Can you see why that worked? `d$patient %in% to_keep` creates a logical vector with a length equal to the length of data `d`, then this logical vector is used to index the rows of the data frame.

## t-tests
I won't go into too much detail about t-tests here, but I will point out the different types of t-tests that you can do, when you should use each one, and how to run them in R.

* One-sample: When comparing a single vector of data against a null hypothesis when a known *mu* (eg, you are testing a car manufacturer's claim that a certain car gets 40 mpg, and you have mpg data from 40 cars).  
* Paired sample: When you want to compare two measurements taken from the same set of cases (eg, you want to compare pre and post test scores from the same set of students before and after completing a prep course).  
* Independent sample: When you want to compare two measurements taken from different sets of cases (eg, you're comparing temperates from one set of patients against temperatures from a different set of patients).  

**Doing different t tests in R**

We use the `t.test` function for all the types of t tests, the critical arguments are `mu` and `paired`.  

* *One-sample*: `t.test(vector_x, mu = 50)`  
* *Paired sample*: `t.test(vector_x, vector_y, paired = TRUE)`  
* *Independent sample:* `t.test(vector_x, vector_y) # why don't i need to specify the paired argument here?`

## Assignment
The state of Pennsylvania is drowning in data and they need your help. Flu cases are on the rise and the department of health needs you to determine whether or not the state is safe. You need to first figure out what "safe" means, and then use your definition of safe to determine whether or not the current status of PA flu is safe or not.

We'll be using the total number of confirmed hospitalizations to inform our judgments.  
* The dataset `by_week.csv` contains on each row the sum total number of hospitalizations on a given week for flu across the state of PA.  
* The dataset `last_week.csv` contains on each row the sum total number of hospitalizations for flu across different hospitals in PA for the week of `2022-04-15`.

1. Assume that sum hospitalizations in each week was generated from a random sample $(W_1, W_2, W_3 ..., W_N)$ where each random variable $W_i$ is independently and identically distributed and corresponds to the number of hospitalizations on week $i$. Which distribution would you use as the probability function for these random variables and why?
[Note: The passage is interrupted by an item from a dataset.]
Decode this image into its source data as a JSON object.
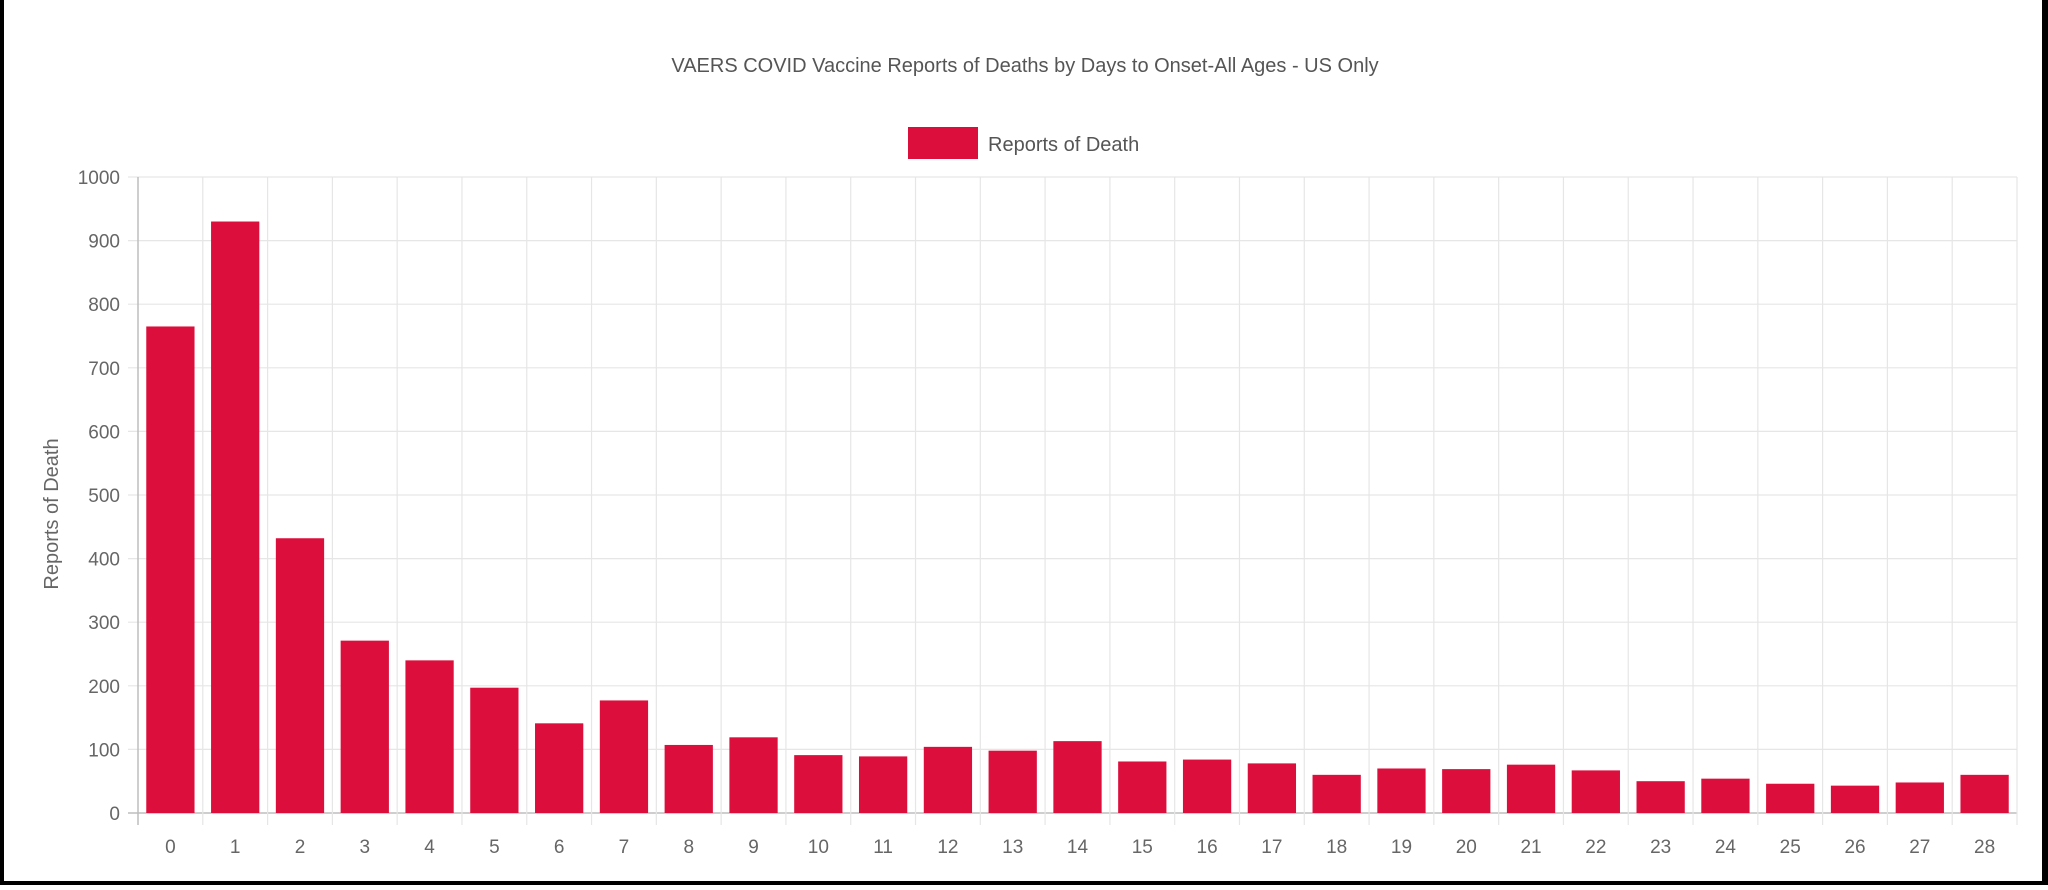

2. Estimate the parameters for this distribution using the moment of methods.  

3. Calculate 95% confidence intervals around your parameter estimate.  

4. Based on what you have estimated so far, come up with a threshold for "safe" or "not safe". In other words, come up with some number of hospitalizations where, if this number is exceeded, we would conclude that PA is not safe and if this number is not exceeded we would conclude PA is safe. Support your decision with information from the analysis that you have conducted thus far.  

5. Generate a plot of number of hospitalizations over time.

6. Assess whether the number of hospitalizations in the week of `2022-04-15` should lead us to conclude that PA is safe or that PA is not safe. Write up your response as if you were communicating to the PA department of health and making a recommendation about whether the state is safe or not.